Les opposants ont dénoncé une répression injustifiée et disproportionnée qui témoigne selon eux du caractère dictatorial du régime en place. “C’est déplorable pour un ancien opposant”, a commenté Moïse Katumbi. “On n’avait jamais vu ça sous l’ancien régime de Joseph Kabila”, a affirmé Matata Ponyo. “C’est une violation flagrante des droits humains et des libertés fondamentales”, a renchéri Delly Sesanga.

La marche a également été condamnée par la société civile et les organisations des droits humains qui ont déploré les actes de violence commis tant sur les civils que sur les policiers. Elles ont appelé à une enquête indépendante pour identifier et sanctionner les responsables.

Le gouvernement, quant à lui, a déploré les actes de violence mais a rejeté la responsabilité sur les organisateurs qui n’auraient pas respecté l’itinéraire convenu avec les autorités. Le porte-parole du gouvernement, Patrick Muyaya, a affirmé que “la violence n’a pas sa place en démocratie” et que “le gouvernement condamne toute forme de violence observée tant sur les civils que sur les policiers”. Il a également appelé à la responsabilité des uns et des autres.
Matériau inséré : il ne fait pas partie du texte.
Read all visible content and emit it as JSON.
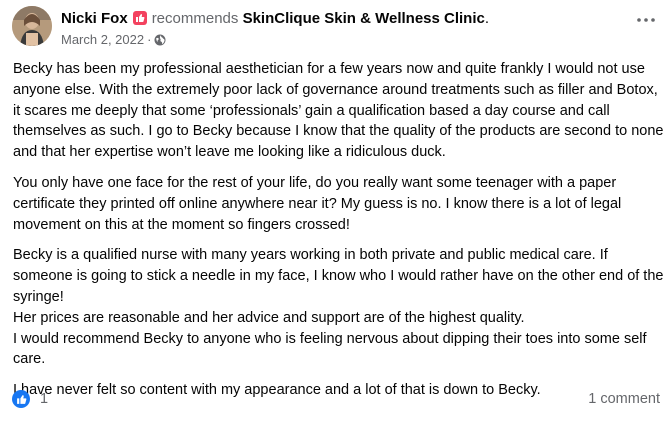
{
  "post": {
    "author": "Nicki Fox",
    "recommends_text": "recommends",
    "page_name": "SkinClique Skin & Wellness Clinic",
    "page_name_suffix": ".",
    "date": "March 2, 2022",
    "separator": "·",
    "paragraphs": [
      "Becky has been my professional aesthetician for a few years now and quite frankly I would not use anyone else. With the extremely poor lack of governance around treatments such as filler and Botox, it scares me deeply that some ‘professionals’ gain a qualification based a day course and call themselves as such. I go to Becky because I know that the quality of the products are second to none and that her expertise won’t leave me looking like a ridiculous duck.",
      "You only have one face for the rest of your life, do you really want some teenager with a paper certificate they printed off online anywhere near it? My guess is no. I know there is a lot of legal movement on this at the moment so fingers crossed!",
      "Becky is a qualified nurse with many years working in both private and public medical care. If someone is going to stick a needle in my face, I know who I would rather have on the other end of the syringe!",
      "Her prices are reasonable and her advice and support are of the highest quality.",
      "I would recommend Becky to anyone who is feeling nervous about dipping their toes into some self care.",
      "I have never felt so content with my appearance and a lot of that is down to Becky."
    ],
    "reaction_count": "1",
    "comment_count": "1 comment"
  },
  "icons": {
    "avatar": "profile-photo",
    "badge": "recommend-badge-icon",
    "privacy": "globe-icon",
    "more": "more-options-icon",
    "reaction": "like-icon"
  },
  "colors": {
    "badge": "#f3425f",
    "like": "#1877f2",
    "secondary_text": "#65676b"
  }
}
La marche de l’opposition intervient dans un contexte politique tendu en RDC où le président Tshisekedi fait face à une contestation croissante sur sa légitimité et sa capacité à résoudre les problèmes du pays. Les opposants lui reprochent notamment d’avoir rompu son alliance avec son prédécesseur Joseph Kabila pour s’allier avec l’ancien président Jean-Pierre Bemba et le prix Nobel de la paix Denis Mukwege. Ils l’accusent également d’avoir dissous le Parlement et d’avoir nommé un nouveau gouvernement sans consultation préalable.

Les opposants ont annoncé qu’ils allaient poursuivre leur mobilisation jusqu’à ce que le président Tshisekedi quitte le pouvoir ou organise des élections anticipées.